Diagnosis.—Size medium (see measurements); claws on front feet medium. Color: Upper parts near (13''''n) Black, grading over sides and flanks to Pinkish Cinnamon on underparts; chin, nose, top of head and postauricular patches black; front feet, hind feet and distal third to half of tail white. Skull: Angular and ridged; zygomatic arches moderately wide spreading, widest posteriorly; paroccipital processes weak; zygomatic processes of maxillae convex anteriorly; lacrimal processes small and peglike; jugals convex dorsally on ventral surface; nasals short, rounded distally and truncate proximally; parietal crests bowed in, in two places; interpterygoid space broadly V-shaped.

Comparisons.-For comparisons of albicaudatus with Thomomys bottae aureiventris and centralis see accounts of those forms.

Topotypes of albicaudatus are dark colored and can be distinguished from those of Thomomys bottae birdseyei, tivius, stansburyi and contractus which are also dark forms, by larger size and larger, more robust skulls (see accounts of those forms). It can be distinguished from the remainder of the known subspecies of Thomomys bottae in Utah by darker color and by cranial details (see accounts of those forms).

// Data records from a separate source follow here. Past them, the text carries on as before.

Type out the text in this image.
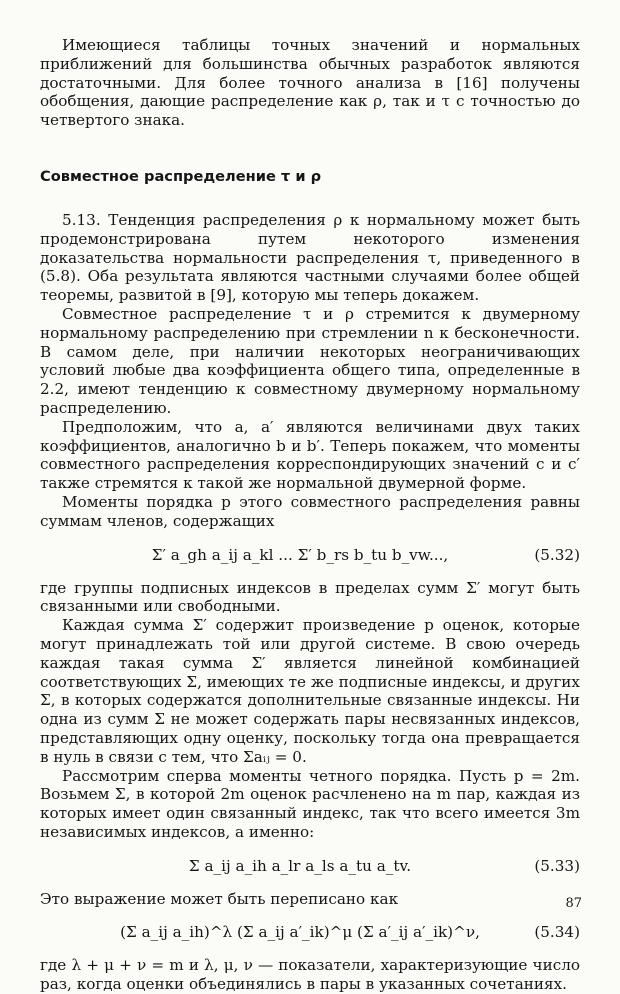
Имеющиеся таблицы точных значений и нормальных приближений для большинства обычных разработок являются достаточными. Для более точного анализа в [16] получены обобщения, дающие распределение как ρ, так и τ с точностью до четвертого знака.

Совместное распределение τ и ρ

5.13. Тенденция распределения ρ к нормальному может быть продемонстрирована путем некоторого изменения доказательства нормальности распределения τ, приведенного в (5.8). Оба результата являются частными случаями более общей теоремы, развитой в [9], которую мы теперь докажем.

Совместное распределение τ и ρ стремится к двумерному нормальному распределению при стремлении n к бесконечности. В самом деле, при наличии некоторых неограничивающих условий любые два коэффициента общего типа, определенные в 2.2, имеют тенденцию к совместному двумерному нормальному распределению.

Предположим, что a, a′ являются величинами двух таких коэффициентов, аналогично b и b′. Теперь покажем, что моменты совместного распределения корреспондирующих значений c и c′ также стремятся к такой же нормальной двумерной форме.

Моменты порядка p этого совместного распределения равны суммам членов, содержащих

Σ′ a_gh a_ij a_kl ... Σ′ b_rs b_tu b_vw...,	(5.32)

где группы подписных индексов в пределах сумм Σ′ могут быть связанными или свободными.

Каждая сумма Σ′ содержит произведение p оценок, которые могут принадлежать той или другой системе. В свою очередь каждая такая сумма Σ′ является линейной комбинацией соответствующих Σ, имеющих те же подписные индексы, и других Σ, в которых содержатся дополнительные связанные индексы. Ни одна из сумм Σ не может содержать пары несвязанных индексов, представляющих одну оценку, поскольку тогда она превращается в нуль в связи с тем, что Σaᵢⱼ = 0.

Рассмотрим сперва моменты четного порядка. Пусть p = 2m. Возьмем Σ, в которой 2m оценок расчленено на m пар, каждая из которых имеет один связанный индекс, так что всего имеется 3m независимых индексов, а именно:

Σ a_ij a_ih a_lr a_ls a_tu a_tv.	(5.33)

Это выражение может быть переписано как

(Σ a_ij a_ih)^λ (Σ a_ij a′_ik)^μ (Σ a′_ij a′_ik)^ν,	(5.34)

где λ + μ + ν = m и λ, μ, ν — показатели, характеризующие число раз, когда оценки объединялись в пары в указанных сочетаниях.

87
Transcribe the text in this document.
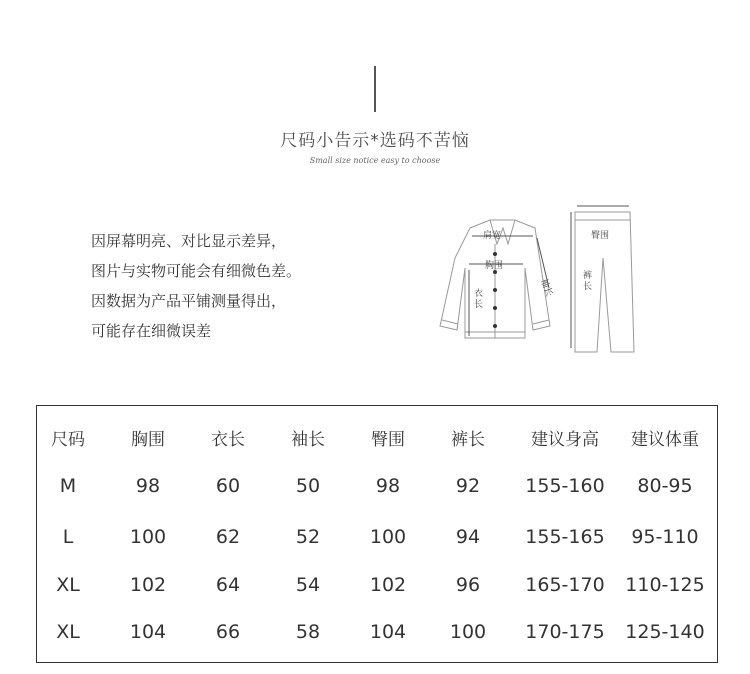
尺码小告示*选码不苦恼
Small size notice easy to choose
因屏幕明亮、对比显示差异，
图片与实物可能会有细微色差。
因数据为产品平铺测量得出，
可能存在细微误差
肩宽
胸围
衣长
袖长
臀围
裤长
尺码	胸围	衣长	袖长	臀围	裤长	建议身高	建议体重
M	98	60	50	98	92	155-160	80-95
L	100	62	52	100	94	155-165	95-110
XL	102	64	54	102	96	165-170	110-125
XL	104	66	58	104	100	170-175	125-140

Remarks.—The range of albicaudatus is larger than that of any other race of Thomomys bottae limited to Utah. Specimens are available from thirty localities which represent widely varied habitats and environments. This subspecies consists of many highly variable local populations, and the marginal populations intergrade freely with adjacent races. In many populations, it is really difficult to recognize the relationships on account of the great variation, and one is frequently tempted to name some of them as distinct. Careful study of the large number of specimens has enabled me to recognize diagnostic characters common to all of these variable populations. The animals range from large and dark at the north to small and light at the south.